O Dubai e os Emirados Árabes asseguram que Latifa está bem e aos cuidados da família, de acordo com a BBC.

Mary Robinson, ex enviada dos direitos humanos da ONU disse em 2018 que Latifa não passava de uma "jovem problemática", algo que agora lamenta dizendo que foi "terrivelmente enganada". Latifa Al Maktoum foi apresentada a Robinson como tendo problemas de bipolaridade, situação que não se verificou. "Continuo preocupada com a Latifa. Acho que deviam investigar a situação", sublinha. Desde 2018, que na Internet o movimento Free Latifa continua a divulgar o caso da princesa e a pedir que seja libertada.

Latifa Al Maktoum explicou, através das mensagens e vídeos, que as restrições impostas pela família a levaram à fuga, em 2018, principalmente a austeridade do pai, o sheik Mohammed bin Rashid Al Maktoum, um dos chefes de Estado mais ricos do mundo, governante do Dubai e vice-presidente dos Emirados Árabes Unidos (EAU).

Em 2020, um documento do Supremo Tribunal do Reino Unido descrevia as ações do governante do Dubai, aquando da fuga da sexta mulher, a princesa Haya Bint al-Hussein, para Londres, com dois filhos menores. A tentativa de levar as crianças de novo ao Dubai fez com que a vida do monarca fosse escrutinada.

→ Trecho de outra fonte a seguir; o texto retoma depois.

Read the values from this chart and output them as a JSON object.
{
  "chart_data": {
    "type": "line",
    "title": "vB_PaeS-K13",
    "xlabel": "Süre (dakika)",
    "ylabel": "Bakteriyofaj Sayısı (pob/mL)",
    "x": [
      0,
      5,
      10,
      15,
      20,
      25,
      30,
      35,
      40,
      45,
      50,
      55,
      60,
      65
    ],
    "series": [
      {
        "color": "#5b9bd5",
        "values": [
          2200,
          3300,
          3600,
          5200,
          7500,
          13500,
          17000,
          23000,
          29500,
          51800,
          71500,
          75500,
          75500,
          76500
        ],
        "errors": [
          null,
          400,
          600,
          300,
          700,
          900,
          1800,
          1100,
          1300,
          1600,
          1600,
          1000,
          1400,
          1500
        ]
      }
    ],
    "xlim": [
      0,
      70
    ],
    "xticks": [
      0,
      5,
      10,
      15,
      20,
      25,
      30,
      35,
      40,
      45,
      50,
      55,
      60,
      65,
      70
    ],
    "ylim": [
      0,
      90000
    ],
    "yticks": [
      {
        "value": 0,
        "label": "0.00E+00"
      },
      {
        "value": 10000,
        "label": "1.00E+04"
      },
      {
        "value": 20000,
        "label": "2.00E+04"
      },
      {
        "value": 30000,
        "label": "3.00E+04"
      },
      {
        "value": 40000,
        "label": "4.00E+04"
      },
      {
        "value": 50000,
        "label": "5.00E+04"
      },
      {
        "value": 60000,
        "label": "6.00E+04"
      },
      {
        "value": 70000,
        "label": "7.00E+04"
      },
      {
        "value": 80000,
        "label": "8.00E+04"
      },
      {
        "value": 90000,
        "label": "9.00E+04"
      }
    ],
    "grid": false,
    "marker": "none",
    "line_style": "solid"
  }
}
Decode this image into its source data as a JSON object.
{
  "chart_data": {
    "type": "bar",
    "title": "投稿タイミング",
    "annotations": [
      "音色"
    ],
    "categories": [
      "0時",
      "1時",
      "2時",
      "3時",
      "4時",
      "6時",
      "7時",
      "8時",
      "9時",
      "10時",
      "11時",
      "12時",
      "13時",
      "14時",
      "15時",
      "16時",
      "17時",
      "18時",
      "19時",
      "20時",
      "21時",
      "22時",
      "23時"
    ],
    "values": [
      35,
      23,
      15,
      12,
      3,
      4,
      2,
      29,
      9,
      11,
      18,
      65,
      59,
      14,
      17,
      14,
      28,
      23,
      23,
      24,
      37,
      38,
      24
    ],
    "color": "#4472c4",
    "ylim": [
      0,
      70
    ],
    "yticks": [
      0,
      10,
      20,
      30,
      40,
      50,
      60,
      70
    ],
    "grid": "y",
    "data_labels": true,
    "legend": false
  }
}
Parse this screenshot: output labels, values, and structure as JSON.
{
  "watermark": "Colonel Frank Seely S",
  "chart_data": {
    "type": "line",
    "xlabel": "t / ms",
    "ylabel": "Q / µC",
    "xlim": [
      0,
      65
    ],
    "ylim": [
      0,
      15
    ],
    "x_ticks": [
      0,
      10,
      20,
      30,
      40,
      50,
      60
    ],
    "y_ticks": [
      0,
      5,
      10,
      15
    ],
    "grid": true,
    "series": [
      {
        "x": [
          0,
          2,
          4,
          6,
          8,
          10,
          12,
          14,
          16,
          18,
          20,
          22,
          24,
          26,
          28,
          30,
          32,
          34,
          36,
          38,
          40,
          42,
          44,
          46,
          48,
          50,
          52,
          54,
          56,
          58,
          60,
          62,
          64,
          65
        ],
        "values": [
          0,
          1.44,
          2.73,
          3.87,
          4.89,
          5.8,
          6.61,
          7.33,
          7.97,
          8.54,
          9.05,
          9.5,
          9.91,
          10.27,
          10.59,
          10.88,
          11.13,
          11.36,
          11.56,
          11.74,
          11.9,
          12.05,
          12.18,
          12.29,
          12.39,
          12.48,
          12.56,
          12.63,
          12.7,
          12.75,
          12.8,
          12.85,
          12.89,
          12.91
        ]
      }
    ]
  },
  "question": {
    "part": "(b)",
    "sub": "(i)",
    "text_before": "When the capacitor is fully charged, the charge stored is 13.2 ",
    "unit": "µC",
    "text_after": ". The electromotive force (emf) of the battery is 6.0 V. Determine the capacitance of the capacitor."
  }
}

Grande parte do documento de 34 páginas de Andrew McFarlane, presidente da divisão familiar do tribunal superior de Inglaterra e do País de Gales, registou os eventos ligados aos mediáticos desaparecimentos da princesa Shamsa nas ruas de Cambridge, em 2000, quando tinha 19 anos, e da princesa Latifa, que foi capturada por comandos do exército indiano no Oceano Índico em 2018, aos 32 anos, antes de ser devolvida à força ao Dubai.

O documento do julgamento detalha o clima de assédio e intimidação sofrido por Haya. O juiz aceitou todas as alegações da princesa como verdadeiras no balanço de probabilidades, incluindo que o sheik tentou sequestrá-la de helicóptero, ordenou que armas fossem deixadas no seu quarto, a provocou por uma relação adúltera com um guarda-costas, se divorciou dela sem lhe dizer, ameaçou tirar-lhe os filhos e publicou poemas ameaçadores sobre ela na Internet.